July redemptions equaled about 0.2% of assets held in stock and bond funds.
SI said the extraordinary decline of stock prices in early August resulted, not surprisingly, in accelerating redemption. In the first week of August, SI estimates that stock fund net redemptions equaled about 0.3% of the more than $6 trillion held in equity funds. Meanwhile, the dramatic volatility of the second week may have resulted in further stock fund net withdrawals of about 0.5% of stock fund assets. These ratios – suggesting that just $3 to $5 out of $1,000 invested in stock funds net redeemed during each week of the market extreme volatility – are nevertheless reassuring, and in line with historical redemption patterns studied by SI over the past 20 years and before.
July’s fund flows data already suggested fragile investor confidence. In July 2011, bond mutual funds saw net inflows of $8.4 billion, led by demand for global and emerging markets bonds, as investors continued to put money into taxable bond funds in a search for alternatives to low-yielding cash vehicles and as low-risk ways of participating in financial markets. Through the first seven months of 2011, bond funds saw net inflows of $77 billion, a healthy pace if off from 2010’s pace. Strategic Insight expects demand for select bond funds to persist as near zero yields on cash and stock market high anxiety certain to persist for a long time.
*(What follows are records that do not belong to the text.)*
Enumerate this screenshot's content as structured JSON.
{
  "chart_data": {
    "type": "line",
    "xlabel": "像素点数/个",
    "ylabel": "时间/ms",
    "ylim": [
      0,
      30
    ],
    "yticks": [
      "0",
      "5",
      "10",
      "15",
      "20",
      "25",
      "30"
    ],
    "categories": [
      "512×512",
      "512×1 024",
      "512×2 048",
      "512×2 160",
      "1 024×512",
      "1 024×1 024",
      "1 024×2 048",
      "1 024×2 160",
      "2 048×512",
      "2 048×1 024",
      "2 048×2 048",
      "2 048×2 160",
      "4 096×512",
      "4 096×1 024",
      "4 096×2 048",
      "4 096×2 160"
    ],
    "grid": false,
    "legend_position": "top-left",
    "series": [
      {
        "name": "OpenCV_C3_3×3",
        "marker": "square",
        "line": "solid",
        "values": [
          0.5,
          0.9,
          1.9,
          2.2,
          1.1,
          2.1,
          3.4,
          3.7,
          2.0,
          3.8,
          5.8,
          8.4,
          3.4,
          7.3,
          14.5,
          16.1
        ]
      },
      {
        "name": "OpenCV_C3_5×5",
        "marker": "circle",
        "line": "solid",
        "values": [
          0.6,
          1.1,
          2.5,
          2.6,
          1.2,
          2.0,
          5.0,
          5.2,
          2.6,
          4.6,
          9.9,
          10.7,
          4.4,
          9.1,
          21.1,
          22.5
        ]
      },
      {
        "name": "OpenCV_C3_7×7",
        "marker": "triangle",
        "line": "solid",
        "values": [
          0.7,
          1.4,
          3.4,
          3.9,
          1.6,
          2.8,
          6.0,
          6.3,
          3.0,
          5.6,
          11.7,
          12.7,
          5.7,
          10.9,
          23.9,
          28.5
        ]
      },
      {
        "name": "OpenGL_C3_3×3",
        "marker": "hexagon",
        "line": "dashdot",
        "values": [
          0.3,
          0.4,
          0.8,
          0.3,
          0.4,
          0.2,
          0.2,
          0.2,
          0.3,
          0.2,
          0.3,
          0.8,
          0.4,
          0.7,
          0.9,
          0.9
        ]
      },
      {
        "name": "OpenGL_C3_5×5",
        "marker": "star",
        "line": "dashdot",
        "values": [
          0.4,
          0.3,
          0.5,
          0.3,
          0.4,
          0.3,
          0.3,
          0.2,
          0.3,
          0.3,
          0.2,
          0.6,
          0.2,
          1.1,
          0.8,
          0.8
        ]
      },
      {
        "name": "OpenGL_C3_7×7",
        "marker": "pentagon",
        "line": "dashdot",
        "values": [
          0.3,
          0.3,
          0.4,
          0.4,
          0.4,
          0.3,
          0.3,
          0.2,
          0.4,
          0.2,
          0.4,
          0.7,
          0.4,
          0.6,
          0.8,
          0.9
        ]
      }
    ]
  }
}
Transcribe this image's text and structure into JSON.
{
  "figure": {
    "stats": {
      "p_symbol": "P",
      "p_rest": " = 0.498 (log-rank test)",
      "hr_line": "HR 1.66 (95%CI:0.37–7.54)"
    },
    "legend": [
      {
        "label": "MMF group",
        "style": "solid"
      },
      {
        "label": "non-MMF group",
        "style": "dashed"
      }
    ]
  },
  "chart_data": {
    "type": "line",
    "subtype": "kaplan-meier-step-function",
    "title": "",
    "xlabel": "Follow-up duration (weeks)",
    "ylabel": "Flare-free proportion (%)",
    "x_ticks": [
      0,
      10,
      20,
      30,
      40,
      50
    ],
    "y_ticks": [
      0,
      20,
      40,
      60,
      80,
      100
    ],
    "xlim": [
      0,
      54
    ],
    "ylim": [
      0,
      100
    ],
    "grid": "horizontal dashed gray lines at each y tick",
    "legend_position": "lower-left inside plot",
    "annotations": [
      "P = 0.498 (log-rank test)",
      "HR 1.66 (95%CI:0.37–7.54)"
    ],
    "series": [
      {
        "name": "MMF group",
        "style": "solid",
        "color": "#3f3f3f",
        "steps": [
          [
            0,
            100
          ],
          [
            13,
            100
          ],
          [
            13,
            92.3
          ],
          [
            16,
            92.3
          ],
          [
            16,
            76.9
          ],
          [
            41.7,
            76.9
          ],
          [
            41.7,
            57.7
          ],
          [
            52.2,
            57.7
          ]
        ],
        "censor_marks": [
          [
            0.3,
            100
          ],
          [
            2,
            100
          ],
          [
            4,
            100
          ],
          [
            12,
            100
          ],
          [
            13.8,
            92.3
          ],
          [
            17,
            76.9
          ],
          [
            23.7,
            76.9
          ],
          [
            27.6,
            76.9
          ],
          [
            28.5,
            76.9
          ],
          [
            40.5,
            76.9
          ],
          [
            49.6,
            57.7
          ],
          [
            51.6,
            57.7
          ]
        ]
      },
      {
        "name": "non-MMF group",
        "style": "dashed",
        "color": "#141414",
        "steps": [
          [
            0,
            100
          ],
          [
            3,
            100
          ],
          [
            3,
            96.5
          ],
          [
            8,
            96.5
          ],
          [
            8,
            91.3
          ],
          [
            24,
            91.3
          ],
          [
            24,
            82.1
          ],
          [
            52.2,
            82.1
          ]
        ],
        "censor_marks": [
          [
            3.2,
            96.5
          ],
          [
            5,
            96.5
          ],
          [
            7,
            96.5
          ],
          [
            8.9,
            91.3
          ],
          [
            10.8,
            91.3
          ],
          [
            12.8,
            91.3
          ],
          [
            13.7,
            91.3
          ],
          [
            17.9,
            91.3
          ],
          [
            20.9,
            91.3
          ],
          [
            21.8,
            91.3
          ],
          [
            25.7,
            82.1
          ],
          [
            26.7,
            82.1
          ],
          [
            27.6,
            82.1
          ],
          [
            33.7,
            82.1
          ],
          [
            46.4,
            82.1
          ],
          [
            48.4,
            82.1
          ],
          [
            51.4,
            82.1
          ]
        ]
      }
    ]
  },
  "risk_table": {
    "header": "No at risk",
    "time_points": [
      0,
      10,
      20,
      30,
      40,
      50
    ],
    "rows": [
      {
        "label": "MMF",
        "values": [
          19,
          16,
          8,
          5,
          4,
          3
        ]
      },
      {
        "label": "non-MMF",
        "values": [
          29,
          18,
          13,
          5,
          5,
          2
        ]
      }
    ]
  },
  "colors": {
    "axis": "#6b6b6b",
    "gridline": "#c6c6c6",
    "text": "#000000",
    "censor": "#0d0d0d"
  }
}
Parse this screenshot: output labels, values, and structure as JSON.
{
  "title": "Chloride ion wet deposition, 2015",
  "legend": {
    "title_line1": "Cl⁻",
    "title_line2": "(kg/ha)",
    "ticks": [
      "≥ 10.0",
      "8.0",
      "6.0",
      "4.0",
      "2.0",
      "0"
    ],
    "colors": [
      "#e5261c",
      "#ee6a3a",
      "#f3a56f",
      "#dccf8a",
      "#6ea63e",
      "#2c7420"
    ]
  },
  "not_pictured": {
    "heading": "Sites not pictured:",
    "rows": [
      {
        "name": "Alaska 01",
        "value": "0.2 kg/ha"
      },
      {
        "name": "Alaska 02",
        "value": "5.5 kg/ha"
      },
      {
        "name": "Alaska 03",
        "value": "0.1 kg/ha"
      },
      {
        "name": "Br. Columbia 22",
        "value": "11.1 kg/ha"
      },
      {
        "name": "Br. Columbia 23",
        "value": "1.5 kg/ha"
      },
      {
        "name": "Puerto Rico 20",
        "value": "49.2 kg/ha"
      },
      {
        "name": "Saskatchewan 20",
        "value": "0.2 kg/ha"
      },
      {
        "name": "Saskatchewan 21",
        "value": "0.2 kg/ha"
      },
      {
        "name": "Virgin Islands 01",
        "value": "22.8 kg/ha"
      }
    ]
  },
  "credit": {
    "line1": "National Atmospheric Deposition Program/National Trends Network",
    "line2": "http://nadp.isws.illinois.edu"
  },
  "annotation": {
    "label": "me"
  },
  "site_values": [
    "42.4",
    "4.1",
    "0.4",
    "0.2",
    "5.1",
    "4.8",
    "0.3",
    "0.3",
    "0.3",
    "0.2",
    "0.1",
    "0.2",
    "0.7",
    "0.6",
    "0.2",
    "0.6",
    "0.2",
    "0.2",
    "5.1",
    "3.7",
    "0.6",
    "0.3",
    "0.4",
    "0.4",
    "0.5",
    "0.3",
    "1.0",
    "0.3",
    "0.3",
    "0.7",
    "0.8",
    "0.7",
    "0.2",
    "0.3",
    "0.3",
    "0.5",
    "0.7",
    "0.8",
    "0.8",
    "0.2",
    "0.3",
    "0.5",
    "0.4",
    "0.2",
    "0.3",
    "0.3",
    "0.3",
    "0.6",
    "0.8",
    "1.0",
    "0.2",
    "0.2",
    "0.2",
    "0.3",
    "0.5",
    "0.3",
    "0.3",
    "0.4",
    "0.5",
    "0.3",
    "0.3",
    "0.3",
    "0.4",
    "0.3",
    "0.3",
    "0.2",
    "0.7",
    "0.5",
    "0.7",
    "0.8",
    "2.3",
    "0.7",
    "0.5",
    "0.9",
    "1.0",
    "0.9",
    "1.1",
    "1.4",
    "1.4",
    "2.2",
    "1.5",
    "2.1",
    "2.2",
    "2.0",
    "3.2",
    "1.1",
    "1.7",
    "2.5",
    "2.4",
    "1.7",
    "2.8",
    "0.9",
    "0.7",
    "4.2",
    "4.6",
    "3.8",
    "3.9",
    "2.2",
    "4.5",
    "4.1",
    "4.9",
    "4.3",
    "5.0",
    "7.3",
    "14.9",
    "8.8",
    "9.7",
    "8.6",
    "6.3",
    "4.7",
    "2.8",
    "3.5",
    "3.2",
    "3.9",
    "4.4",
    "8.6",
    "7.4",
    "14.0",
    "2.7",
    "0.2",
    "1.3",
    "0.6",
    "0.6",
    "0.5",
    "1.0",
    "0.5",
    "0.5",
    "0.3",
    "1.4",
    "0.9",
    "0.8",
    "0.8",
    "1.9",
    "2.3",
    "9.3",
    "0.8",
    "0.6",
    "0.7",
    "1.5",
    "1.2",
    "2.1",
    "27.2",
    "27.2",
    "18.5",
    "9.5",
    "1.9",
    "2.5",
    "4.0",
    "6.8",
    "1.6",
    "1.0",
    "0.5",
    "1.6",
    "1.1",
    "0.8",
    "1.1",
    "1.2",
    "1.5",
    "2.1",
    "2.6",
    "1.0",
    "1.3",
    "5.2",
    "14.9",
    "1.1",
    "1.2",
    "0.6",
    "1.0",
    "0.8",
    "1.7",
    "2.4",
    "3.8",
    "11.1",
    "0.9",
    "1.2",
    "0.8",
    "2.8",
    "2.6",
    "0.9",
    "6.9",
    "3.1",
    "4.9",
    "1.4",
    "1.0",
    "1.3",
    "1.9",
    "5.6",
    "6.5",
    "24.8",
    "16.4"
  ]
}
Demand for stock funds weakened in July and redemptions spiked in early August. (Notably, positive inflows into stock ETFs roughly matched traditional equity funds’ outflows in July.) U.S. equity mutual funds saw net outflows of $23 billion in July, and international/global equity funds saw net outflows of nearly $1 billion.Money-market funds saw net outflows of $113 billion in July. This represented a widening of outflows from June, when money funds saw net outflows of $44 billion.